A 3.3 k resistor and a 120 mH coil are in parallel. Both components are across a 2 kHz, 12 V ac source. The total current in the circuit is

 [A]. 8.74 mA [B]. 874 mA [C]. 874 A [D]. 8.74 A

Explanation:

No answer description available for this question.

 Vikas Kumar said: (Jun 3, 2012) XL=2*3.14*2*1000*.120=1507.2,R=3300, z=3300angle0*1507.2angle90/3300+j1507.2 z=4973760angle90/3627angle27 z=1371.31angle63 i=v/z,12/1371.31=8.75 mA

 Madan C said: (Sep 4, 2016) I think the answer is 3.30MA. XL = ωL. Z = sqrt(R^2 + xL^2). I = v/z.

 Vishu said: (Mar 19, 2017) Can anyone say what is exact answer for this?

 Hemanth Kumar said: (Jul 23, 2017) Ir = 12/(3.3)mA = 3.37mA. IL = -j12/(2*22/7*2K*120m)A = -j7.96mA, I= Ir+IL. = 3.37-j7.96mA, = 8.644angle-67.

 Amritesh Gupta said: (Aug 31, 2020) The answer is 8.74mA.

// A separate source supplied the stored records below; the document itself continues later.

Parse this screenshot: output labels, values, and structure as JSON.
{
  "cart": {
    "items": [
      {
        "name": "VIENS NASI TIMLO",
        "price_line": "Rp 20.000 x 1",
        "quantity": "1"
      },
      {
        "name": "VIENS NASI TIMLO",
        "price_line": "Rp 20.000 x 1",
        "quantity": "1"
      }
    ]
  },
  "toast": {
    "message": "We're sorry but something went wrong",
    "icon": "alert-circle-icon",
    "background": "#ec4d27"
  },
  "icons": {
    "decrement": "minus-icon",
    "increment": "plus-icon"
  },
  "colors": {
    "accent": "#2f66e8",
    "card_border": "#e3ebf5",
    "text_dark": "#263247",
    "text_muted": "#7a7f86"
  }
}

 Javed said: (Dec 28, 2020) R=3.3 = 3300 OHMS. L=120mH = 0.12H. f = 2khz = 2000hz. Source = 12 volt. XL=2*fl. 2*3.14*2000*0.12/100. =1507.1ohms. Z= √R^2+X^2L. √3300^2+1507.1^2. √10890000+2271049. √13161049. z = 3627. Z = R * Xc/Z. z = 3300*1507/3627=1371.1ohms. Z = V/I or I = V/R. 12/1371=0.00874. OR 8.75mA.